The Court did not issue Heller today, which means it will do so Wednesday (or Thursday if, as expected, it does not get through its 7 remaining opinions on Wednesday). The encouraging news from today is that Heller is the only opinion outstanding from the cases argued in March, and Justice Scalia is the only justice who has not yet written a majority opinion from that sitting. That’s no guarantee, but the smart money is he will be the author.

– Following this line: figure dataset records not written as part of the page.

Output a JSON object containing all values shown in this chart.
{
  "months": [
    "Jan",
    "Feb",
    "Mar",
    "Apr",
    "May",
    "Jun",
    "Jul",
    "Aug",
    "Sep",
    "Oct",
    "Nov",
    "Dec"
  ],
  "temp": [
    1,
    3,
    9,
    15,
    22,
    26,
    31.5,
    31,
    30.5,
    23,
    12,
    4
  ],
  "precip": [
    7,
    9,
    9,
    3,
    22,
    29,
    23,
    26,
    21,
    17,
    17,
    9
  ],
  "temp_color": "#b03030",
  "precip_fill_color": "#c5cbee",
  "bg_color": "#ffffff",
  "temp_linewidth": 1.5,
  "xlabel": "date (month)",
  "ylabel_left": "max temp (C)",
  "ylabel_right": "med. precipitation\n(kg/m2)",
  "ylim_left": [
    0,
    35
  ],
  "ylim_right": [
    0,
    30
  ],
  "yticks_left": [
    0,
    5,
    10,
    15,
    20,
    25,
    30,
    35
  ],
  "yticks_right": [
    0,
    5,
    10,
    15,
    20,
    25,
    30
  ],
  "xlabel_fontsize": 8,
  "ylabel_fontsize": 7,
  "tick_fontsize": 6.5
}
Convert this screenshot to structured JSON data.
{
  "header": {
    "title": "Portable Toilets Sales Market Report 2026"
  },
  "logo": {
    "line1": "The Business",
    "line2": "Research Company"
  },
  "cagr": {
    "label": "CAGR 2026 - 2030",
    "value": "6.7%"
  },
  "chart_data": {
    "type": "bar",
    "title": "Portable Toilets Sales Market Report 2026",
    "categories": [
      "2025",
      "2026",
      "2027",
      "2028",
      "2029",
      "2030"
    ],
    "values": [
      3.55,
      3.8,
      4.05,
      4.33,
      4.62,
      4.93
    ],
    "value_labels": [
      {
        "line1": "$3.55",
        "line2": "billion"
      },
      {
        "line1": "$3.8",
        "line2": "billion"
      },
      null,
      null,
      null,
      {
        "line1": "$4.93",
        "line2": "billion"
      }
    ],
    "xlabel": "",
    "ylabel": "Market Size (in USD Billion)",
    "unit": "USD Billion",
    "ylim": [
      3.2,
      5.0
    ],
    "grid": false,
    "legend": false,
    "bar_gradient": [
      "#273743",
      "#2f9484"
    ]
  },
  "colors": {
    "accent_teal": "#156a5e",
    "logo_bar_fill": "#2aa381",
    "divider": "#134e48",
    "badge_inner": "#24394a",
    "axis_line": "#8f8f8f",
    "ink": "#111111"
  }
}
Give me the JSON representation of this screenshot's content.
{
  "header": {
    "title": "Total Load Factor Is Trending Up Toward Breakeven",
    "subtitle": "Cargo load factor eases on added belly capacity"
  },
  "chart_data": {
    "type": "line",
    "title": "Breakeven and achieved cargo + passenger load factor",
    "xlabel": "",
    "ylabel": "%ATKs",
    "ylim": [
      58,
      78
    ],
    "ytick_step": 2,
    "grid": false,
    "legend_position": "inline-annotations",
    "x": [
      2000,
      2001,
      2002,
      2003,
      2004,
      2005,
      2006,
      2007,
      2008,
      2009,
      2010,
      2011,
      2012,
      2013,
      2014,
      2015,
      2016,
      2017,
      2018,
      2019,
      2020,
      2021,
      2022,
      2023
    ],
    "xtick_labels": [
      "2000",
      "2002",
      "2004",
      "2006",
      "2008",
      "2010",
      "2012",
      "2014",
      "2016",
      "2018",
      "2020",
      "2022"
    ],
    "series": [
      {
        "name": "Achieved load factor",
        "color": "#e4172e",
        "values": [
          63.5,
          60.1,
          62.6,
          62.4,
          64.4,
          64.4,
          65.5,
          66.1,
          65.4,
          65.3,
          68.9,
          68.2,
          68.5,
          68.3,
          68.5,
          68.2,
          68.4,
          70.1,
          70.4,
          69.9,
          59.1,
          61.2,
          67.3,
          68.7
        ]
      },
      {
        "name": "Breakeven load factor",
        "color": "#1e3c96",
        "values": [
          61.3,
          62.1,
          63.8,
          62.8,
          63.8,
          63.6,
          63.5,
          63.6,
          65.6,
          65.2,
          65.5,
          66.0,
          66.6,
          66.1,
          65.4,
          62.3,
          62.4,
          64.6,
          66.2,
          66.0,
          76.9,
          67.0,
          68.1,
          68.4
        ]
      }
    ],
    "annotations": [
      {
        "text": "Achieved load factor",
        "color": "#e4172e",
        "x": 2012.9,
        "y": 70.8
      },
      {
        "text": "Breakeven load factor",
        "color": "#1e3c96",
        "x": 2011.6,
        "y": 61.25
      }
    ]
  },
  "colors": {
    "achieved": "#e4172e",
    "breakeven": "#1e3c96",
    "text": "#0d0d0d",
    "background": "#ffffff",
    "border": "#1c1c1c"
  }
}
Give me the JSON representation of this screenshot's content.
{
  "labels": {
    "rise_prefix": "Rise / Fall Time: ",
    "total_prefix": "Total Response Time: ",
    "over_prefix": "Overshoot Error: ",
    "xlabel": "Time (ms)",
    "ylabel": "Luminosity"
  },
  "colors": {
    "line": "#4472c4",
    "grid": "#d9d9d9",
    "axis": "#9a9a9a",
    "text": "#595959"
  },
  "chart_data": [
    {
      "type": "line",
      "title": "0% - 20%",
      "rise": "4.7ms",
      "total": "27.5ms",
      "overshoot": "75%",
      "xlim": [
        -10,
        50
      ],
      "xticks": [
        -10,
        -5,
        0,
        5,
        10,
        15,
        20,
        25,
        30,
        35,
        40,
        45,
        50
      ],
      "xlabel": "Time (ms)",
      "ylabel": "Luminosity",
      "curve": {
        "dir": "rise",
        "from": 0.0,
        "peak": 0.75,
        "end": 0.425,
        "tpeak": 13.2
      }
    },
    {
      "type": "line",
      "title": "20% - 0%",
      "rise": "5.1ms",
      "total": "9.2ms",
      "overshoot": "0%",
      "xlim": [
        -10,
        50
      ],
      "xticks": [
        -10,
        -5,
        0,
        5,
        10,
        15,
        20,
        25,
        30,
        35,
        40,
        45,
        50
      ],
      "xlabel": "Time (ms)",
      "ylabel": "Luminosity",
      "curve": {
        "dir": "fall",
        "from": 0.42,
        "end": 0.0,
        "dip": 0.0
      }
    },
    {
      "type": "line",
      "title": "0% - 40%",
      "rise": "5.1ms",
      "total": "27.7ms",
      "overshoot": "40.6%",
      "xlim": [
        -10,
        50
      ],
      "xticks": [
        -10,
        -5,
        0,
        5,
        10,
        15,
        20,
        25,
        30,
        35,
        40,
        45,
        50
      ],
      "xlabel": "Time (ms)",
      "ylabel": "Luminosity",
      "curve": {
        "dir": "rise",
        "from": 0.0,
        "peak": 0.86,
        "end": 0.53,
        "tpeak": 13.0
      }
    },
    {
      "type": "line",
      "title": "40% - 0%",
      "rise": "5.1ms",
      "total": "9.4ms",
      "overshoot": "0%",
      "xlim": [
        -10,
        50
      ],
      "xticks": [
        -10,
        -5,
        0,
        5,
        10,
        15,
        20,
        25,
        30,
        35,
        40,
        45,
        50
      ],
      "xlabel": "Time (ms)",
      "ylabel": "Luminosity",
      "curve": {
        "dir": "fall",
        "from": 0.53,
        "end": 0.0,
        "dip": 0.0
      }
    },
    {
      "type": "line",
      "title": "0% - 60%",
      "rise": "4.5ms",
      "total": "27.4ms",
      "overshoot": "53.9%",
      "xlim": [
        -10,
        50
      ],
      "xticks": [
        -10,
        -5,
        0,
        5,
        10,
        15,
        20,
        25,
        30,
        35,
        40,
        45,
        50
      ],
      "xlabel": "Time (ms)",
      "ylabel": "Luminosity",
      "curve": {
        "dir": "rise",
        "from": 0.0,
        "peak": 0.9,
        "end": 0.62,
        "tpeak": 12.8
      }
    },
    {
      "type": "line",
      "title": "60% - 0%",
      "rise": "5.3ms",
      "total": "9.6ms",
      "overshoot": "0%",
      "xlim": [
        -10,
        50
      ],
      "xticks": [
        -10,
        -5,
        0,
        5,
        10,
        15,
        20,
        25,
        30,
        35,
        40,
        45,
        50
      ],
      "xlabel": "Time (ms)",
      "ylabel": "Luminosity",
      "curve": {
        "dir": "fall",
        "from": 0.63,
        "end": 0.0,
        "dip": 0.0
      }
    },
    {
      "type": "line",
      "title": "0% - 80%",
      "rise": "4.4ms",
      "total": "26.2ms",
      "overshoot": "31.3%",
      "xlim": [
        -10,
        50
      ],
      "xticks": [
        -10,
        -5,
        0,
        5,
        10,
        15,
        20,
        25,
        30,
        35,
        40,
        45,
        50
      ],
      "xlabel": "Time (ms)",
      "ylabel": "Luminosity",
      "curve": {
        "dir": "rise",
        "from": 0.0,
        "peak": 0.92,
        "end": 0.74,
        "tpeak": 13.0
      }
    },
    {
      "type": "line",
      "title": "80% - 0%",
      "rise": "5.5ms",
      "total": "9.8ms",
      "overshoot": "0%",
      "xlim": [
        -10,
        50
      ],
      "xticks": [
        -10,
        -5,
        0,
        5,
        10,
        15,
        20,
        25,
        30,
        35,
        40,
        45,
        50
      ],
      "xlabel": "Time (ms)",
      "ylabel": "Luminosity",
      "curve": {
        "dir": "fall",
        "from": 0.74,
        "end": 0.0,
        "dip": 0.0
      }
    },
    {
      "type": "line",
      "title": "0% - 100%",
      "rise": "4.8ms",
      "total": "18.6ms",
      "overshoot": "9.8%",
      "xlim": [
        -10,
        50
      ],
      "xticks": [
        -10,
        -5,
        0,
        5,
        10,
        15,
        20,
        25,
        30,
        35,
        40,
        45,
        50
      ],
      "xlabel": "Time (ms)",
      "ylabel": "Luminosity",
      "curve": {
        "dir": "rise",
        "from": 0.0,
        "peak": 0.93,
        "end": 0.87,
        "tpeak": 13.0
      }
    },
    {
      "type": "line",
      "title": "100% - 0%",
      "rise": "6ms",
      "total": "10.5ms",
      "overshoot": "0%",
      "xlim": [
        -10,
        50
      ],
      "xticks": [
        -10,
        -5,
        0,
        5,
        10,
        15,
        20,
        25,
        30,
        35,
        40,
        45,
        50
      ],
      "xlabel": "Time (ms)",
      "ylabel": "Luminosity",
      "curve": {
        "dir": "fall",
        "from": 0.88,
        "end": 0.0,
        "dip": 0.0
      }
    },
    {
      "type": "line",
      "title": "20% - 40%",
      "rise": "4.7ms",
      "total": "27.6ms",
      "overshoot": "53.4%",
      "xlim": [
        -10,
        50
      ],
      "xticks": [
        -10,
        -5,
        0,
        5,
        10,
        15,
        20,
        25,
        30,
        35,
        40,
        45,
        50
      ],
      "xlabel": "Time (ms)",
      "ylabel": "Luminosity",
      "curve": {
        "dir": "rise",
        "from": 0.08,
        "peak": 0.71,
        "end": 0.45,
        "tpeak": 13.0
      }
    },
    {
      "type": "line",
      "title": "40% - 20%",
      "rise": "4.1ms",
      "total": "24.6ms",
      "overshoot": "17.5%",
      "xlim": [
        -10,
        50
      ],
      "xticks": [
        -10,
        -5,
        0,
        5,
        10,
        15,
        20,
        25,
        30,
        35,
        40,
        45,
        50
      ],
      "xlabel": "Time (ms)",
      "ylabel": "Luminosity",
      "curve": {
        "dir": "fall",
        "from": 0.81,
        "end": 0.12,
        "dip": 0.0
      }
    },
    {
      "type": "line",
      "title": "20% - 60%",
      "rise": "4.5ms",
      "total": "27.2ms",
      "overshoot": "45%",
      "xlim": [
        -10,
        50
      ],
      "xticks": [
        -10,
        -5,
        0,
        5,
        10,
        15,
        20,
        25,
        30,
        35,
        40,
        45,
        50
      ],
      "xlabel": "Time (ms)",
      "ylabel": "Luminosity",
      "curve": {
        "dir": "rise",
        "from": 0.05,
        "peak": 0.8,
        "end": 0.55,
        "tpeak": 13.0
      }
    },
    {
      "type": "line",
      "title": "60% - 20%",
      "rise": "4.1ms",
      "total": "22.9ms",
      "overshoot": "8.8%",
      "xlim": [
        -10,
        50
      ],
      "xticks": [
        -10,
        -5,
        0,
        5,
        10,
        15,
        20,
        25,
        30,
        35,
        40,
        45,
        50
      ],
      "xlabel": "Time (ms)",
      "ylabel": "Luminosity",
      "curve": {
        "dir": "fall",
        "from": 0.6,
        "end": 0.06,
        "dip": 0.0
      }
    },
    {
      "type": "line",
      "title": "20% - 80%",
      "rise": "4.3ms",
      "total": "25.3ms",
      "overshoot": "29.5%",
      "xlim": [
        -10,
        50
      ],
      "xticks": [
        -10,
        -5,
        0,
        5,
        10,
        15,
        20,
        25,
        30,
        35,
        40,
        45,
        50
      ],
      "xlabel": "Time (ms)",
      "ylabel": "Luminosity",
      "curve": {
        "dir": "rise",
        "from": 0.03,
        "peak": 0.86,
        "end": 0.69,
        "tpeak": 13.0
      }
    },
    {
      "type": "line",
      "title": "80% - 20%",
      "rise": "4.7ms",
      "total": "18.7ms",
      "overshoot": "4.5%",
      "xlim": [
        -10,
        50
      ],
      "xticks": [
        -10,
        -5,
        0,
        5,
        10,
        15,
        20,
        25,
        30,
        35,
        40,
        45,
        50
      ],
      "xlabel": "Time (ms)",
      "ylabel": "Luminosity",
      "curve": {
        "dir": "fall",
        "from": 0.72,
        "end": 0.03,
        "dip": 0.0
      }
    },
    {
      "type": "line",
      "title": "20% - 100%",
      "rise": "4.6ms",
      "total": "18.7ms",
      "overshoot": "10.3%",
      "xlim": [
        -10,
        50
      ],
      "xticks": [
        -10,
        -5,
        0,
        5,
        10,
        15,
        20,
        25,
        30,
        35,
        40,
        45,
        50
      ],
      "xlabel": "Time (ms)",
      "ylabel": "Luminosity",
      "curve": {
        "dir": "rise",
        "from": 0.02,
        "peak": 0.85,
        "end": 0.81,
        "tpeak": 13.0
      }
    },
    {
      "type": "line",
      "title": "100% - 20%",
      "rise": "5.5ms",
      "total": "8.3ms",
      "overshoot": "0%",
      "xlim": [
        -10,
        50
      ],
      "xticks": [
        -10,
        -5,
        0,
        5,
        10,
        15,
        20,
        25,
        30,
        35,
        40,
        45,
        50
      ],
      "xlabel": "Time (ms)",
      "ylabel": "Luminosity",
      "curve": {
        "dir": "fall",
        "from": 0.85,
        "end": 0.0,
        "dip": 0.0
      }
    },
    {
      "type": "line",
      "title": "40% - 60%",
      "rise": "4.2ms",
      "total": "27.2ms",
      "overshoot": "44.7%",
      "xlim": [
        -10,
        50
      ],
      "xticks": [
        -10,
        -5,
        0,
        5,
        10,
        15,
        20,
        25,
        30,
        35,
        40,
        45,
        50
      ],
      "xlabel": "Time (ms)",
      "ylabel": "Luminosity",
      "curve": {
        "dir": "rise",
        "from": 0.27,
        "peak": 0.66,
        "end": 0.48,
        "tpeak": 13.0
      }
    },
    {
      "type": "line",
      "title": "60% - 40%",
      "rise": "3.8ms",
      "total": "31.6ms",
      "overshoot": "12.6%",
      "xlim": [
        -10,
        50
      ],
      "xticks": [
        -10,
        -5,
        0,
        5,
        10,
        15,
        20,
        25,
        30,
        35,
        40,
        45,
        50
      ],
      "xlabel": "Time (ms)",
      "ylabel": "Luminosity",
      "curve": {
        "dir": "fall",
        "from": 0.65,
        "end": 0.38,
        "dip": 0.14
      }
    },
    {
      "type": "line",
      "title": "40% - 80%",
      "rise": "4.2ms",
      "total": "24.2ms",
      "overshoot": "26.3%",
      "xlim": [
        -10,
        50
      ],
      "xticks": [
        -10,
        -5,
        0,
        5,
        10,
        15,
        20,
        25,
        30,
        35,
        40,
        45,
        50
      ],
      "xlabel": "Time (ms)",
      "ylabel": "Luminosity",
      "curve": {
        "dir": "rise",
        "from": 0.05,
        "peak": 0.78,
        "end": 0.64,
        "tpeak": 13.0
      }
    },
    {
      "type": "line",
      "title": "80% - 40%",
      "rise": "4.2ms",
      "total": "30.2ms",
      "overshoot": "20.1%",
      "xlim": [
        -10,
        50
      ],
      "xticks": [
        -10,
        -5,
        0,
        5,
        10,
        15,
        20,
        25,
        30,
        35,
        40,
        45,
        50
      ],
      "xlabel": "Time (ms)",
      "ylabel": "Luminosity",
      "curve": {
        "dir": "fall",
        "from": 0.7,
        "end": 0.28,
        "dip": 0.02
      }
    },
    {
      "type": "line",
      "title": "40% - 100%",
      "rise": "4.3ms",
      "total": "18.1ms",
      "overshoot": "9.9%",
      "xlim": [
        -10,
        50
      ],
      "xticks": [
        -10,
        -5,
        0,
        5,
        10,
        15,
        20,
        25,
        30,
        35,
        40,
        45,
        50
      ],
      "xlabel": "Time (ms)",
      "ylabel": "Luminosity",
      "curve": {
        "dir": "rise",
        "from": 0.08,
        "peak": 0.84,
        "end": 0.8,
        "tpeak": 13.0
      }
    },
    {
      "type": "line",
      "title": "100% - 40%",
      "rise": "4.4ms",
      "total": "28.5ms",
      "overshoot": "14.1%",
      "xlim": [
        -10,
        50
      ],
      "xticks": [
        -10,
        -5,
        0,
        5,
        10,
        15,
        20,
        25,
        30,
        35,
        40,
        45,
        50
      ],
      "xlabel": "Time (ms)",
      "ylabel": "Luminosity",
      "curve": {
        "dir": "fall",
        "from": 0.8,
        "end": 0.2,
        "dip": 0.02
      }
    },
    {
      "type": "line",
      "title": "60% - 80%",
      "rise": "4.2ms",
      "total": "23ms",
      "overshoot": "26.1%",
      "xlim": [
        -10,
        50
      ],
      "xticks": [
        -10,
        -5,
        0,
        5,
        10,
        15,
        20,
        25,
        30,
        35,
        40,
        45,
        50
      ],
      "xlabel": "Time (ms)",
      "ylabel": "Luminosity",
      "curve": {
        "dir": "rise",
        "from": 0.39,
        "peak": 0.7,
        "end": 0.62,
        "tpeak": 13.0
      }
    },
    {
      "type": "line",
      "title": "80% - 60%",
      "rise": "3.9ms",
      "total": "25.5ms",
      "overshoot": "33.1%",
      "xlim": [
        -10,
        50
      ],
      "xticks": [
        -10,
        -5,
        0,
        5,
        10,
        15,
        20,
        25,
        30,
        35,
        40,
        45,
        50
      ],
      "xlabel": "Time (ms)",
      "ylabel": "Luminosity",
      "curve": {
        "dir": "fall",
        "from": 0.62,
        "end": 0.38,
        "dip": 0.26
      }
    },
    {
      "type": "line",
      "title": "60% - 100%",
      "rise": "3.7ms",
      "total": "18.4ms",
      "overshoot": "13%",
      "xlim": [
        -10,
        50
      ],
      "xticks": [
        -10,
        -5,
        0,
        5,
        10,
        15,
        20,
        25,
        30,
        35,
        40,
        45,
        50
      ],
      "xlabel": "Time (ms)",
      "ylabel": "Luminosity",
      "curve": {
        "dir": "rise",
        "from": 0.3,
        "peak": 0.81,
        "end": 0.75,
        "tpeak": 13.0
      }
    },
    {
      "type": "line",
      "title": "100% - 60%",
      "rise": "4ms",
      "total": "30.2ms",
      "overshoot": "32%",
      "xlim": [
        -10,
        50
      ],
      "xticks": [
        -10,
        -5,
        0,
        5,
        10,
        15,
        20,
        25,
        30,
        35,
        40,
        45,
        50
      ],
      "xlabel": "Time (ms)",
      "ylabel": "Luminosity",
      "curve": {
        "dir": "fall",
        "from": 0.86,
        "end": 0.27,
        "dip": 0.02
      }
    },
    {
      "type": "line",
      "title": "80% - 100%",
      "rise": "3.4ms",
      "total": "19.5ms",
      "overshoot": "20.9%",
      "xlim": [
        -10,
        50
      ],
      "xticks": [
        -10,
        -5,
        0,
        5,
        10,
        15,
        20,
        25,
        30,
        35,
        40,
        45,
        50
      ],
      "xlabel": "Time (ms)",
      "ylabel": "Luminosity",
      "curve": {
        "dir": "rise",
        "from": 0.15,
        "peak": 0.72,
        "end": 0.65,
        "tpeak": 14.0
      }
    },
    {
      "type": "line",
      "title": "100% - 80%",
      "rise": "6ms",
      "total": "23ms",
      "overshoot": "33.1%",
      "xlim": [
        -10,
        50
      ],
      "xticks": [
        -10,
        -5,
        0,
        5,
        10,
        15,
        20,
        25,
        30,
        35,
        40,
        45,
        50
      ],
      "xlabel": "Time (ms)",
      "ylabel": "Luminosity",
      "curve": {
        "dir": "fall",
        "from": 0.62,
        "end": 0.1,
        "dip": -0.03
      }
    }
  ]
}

The discouraging news from today is that the Court denied cert in Baylor v. United States, a federalism case in which Cato filed an amicus brief. Briefly, we supported a pizza-shop robber who was prosecuted not in state court for, say, robbery, but in federal court for ”interfering with interstate commerce” and therefore violating the ”Hobbs Act” (a 1946 anti-racketeering law). The Sixth Circuit held that the Commerce Clause permitted this prosecution because the pizzeria got its flour, sauce, and cheese from various states outside Ohio. We argued that prosecuting robberies that have such an attenuated effect on interstate commerce destroys the line between the states’ power to punish violent crime and Congress’s power to regulate interstate markets.

Also not decided today were Davis v. FEC, the “millionaires’ amendment” campaign finance case in which we also filed a brief, and Exxon v. Baker, where $1.5 billion in punitive damages is at stake over a super-technical application of maritime law.